Back to DrivenData | Blog

Household feature hashing in two countries


#1

hello. Just starting to look at the data here and I’m unclear about the hashing of the question names. Column “CtFxPQPT” appears in both household country A (training) and household country C (training) but they are clearly different questions. In country A, column CtFxPQPT has two answers that are both hashed text (8185 answers are “vSqQC” and 18 answers are “atYJj”) and yet in country C, column CtFxPQPT looks like integers ranging from -1 to -1611. So may we assume that column labels are unique to that country irrespective of them having the same hashed header? And if so, do we assume that there are NO questions that repeat in countries A, B or C? Thank you!


#2

Hi @sgenzer,

Thanks for pointing this out. It looks like a small bug in our obfuscation process led to 6 hashing collisions in the household training data.

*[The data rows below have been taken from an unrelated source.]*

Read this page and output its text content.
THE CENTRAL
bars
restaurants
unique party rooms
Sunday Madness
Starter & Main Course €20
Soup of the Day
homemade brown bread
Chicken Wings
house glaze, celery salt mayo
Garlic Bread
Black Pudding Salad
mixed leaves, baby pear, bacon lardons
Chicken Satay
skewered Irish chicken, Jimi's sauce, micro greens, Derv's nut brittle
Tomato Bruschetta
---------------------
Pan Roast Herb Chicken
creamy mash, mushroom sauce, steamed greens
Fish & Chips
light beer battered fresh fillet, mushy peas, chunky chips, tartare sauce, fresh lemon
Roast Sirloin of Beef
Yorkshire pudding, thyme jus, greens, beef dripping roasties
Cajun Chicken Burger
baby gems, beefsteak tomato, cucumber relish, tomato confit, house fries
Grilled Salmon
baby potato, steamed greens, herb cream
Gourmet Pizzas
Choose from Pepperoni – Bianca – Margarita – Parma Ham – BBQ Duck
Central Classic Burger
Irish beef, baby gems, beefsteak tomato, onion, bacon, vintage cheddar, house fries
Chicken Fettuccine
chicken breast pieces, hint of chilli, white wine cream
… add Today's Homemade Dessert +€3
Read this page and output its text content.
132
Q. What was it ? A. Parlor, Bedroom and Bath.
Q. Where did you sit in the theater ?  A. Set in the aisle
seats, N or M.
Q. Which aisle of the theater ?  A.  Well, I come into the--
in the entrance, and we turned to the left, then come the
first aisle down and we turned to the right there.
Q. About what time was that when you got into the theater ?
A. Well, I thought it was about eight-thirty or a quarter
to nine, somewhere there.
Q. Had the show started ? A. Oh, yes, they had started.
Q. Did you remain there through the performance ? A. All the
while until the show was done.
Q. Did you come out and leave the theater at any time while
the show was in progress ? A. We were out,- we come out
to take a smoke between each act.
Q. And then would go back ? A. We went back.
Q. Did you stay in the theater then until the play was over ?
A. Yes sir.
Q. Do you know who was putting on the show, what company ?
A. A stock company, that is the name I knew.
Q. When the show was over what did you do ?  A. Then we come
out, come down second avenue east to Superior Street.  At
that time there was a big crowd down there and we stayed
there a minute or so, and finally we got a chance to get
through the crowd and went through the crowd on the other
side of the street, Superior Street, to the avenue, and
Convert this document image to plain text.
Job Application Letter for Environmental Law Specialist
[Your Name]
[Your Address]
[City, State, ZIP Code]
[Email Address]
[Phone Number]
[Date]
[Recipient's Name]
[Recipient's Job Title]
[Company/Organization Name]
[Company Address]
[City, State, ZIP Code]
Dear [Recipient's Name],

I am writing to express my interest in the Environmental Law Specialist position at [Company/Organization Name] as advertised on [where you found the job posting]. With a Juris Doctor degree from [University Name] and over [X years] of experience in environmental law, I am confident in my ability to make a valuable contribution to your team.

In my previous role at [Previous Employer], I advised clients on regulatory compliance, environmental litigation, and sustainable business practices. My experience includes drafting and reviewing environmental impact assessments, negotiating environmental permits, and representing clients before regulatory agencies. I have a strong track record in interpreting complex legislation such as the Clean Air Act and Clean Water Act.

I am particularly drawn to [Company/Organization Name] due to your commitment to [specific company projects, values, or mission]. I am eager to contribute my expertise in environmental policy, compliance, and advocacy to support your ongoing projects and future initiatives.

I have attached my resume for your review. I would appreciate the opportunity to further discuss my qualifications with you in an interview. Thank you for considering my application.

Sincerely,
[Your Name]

All occur between countries A and C:

SlDKnCuu enTUTSQi znHDEHZP CtFxPQPT CNkSTLvx hJrMTBVd

We have confirmed that none of these correspond to the same question, e.g., question SlDKnCuu asks something different for country A than it does C.

As for your other question:

There is some small overlap across countries for each question but not many. The reason these were hashed differently is that the original surveys coded the questions differently. So it’s best to assume no overlap.

Good luck!


#3

thank you @caseyalan!